Grand Forks Park District, UND tree programs aim to eliminate Dutch elm disease

May 25—GRAND FORKS — As June approaches and trees begin to leaf out, Sean Lee, the forestry operations manager with the Grand Forks Park District, knows it's time to begin watching out for Dutch elm disease.

During the months of June, July and August, scouts with the Grand Forks Park District Forestry Department will survey elm trees on berms, parks, private property and the city river corridor for Dutch elm disease, considered one of the most destructive shade tree diseases in North America.

To help slow its spread, the Park District has a Dutch Elm Disease Program. While Lee said similar programs are offered in other cities across North Dakota that have Forestry Departments, the Dutch Elm Disease Program in Grand Forks is unique — residents don't have to pay for the diseased tree to be removed on their property. Lee said funds are set aside each year for Dutch elm disease removal to ensure there is no charge to homeowners.

When looking for Dutch elm disease, Lee said scouts have to wait for the trees to be fully leafed. This is because the signs of Dutch elm disease in elm trees is browning at the tip of branches and leaves on the affected branches becoming dry and brittle. When peeling the bark back, infected trees will be stained with light to dark brown streaks.

Lee said Dutch elm disease spreads to other elm trees by beetles.

"If they're in the tree they can get the disease on them and then when they leave that tree and go to another elm they'll spread it that way," Lee said.

Trees also can spread it to nearby trees, through the root system.

In Grand Forks, when a tree is determined to have Dutch elm disease, it is removed as soon as possible to prevent spread. When the diseased elms are cut down, they are taken to the landfill and chipped.

Lee said the number of diseased elm trees removed annually varies. Some years have seen nearly 1,300 trees removed, but that number has since decreased to around 100-200 trees a year.

"It's kind of been staying down in that 100 to 200 range now for quite a while," Lee said.

According to the Park District the first case of Dutch elm disease in Grand Forks was discovered in 1979, and since then, the Forestry Department has removed more than 9,000 diseased elms. At present, there are about 3,000 elm trees in Grand Forks that the Park District maintains on the berms and in parks.

Along with cutting down diseased elm trees, Lee said the Forestry Department also plants trees that are resistant to Dutch elm disease.

The same goes on UND's campus, where Jared Johnson, the university arborist, also is set to begin checking trees. Of the roughly 4,500 cataloged trees on the campus, about 15% are American elms.
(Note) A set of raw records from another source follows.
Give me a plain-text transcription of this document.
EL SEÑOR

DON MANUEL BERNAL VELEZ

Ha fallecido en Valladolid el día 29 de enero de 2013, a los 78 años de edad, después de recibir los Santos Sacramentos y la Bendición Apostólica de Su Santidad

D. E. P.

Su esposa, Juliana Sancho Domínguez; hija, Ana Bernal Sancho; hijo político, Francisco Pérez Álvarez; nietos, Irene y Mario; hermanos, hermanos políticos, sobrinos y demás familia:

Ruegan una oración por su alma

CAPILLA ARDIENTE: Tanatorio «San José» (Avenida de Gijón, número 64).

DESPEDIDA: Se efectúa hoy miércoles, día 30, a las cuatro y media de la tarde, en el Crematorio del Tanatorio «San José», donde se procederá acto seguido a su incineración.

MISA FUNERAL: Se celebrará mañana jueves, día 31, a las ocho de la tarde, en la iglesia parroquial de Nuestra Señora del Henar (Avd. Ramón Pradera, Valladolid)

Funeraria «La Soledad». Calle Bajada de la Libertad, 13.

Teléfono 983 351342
He checks them by looking for "flagging," or leaves that have turned yellow when they still should be green. He makes every attempt to save the tree, by removing the branch if necessary, but if he checks under the bark and finds that the tell-tall "pinstripe" marks have progressed too far, he takes the tree down and hauls it to the landfill.

When he replants elm trees, they are of a disease-resistant variety, and include Princeton and prairie expedition elms, along with some Japanese elm trees. In his time at UND, Johnson has planted a few hundred trees of several different varieties.

Johnson came to UND about two and a half years ago, when the university created a dedicated tree program. Since then, the university has

twice been awarded Tree Campus Higher Education recognition from the Arbor Day Foundation,

for efforts to manage trees on campus.

A lot of work goes into monitoring elm trees.

If he spots a flagging branch he tests it — sometimes requiring a boom truck to get a sample from the top of the tree. If it's positive, he checks to see how far the disease has spread. He'll make some cuts with a chainsaw, but has to sterilize the blade with rubbing alcohol for the final cut.

That monitoring and testing process played out with a very large elm tree outside of the Hughes Fine Arts Center. Johnson said he wound up only having to take off one large branch, instead of losing an established tree that lends shade and beauty to the area.

In his first year at UND, Johnson said he was very busy removing trees, and not always elms but ash and other varieties. Work put in through the dedicated tree program has considerably slowed the need to cut more trees.

"The first year we were removing 100 trees a year at the (Ray Richards) golf course, and at least 100 a year on campus for two years," he said. "Now it's very, very few."